Quelqu’un l’interpella.
    – C’est toi qui regardes les spectacles
avant tout le monde ?
    Blanche rougit jusqu’à la racine des cheveux,
certaine que personne ne l’avait vue.
    – Pis ? Est-ce que c’est à ton
goût ?
    Le jeune homme debout devant elle souriait
avec un plaisir évident devant son malaise. Elle se racla la gorge.
    – À vrai dire, j’ai pas vraiment écouté.
    Le comédien fut déçu et Blanche, à son tour,
s’amusa de sa déconfiture.
    – J’ai regardé, par exemple. Pis la seule
chose que j’ai remarquée, c’est que vous étiez bien patients de toujours
recommencer la même affaire.
    Le comédien éclata de rire et Blanche vit
l’éclat de ses dents. Elle retint son sourire pour ne pas montrer sa dent d’or.

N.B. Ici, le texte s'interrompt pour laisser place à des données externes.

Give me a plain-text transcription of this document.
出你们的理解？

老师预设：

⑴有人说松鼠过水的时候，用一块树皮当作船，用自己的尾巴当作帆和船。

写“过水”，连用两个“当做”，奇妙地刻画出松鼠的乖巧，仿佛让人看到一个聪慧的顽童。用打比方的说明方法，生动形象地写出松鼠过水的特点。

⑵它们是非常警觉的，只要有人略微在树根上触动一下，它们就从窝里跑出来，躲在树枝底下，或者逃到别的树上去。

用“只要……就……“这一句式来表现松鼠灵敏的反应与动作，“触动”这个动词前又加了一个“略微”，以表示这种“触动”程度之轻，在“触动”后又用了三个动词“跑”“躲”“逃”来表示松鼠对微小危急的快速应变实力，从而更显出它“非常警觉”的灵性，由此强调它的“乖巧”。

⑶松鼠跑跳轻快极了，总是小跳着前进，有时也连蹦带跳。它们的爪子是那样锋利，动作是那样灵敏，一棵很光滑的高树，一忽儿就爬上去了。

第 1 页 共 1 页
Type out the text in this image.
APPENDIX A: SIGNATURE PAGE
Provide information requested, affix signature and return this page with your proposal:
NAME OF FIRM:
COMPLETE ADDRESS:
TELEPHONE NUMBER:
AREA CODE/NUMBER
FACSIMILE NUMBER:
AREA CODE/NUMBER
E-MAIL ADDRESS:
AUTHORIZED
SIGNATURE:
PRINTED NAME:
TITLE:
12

Si cette dent avait fait sa fierté du temps de ses fréquentations avec
Napoléon, elle en était maintenant gênée. Elle s’était plusieurs fois demandé
comment elle avait eu l’idée barbare de se faire extraire une dent saine. Elle
s’excusa et monta à l’étage de sa classe, laissant le comédien en plan.
    Le cours de sténographie fut intéressant. Elle
s’amusa grandement à reproduire des sons avec
une écriture qui ne ressemblait à rien. Le professeur la félicita. Elle n’osa
pas avouer que la matière la captivait uniquement parce qu’elle avait
l’impression de dessiner des motifs de dentelle. Elle se hâta de rentrer à la
maison, pressée d’apprendre d’autres caractères sténographiques.
    Aline l’accueillit et la harcela tant que
Blanche reporta son étude pour retourner au parc LaFontaine. Elles firent
exactement la même chose que la veille et Blanche, cette fois, reconnut deux
infirmières et trois médecins. Elle contourna encore l’institution et commença
à apprendre l’emplacement des portes et des fenêtres.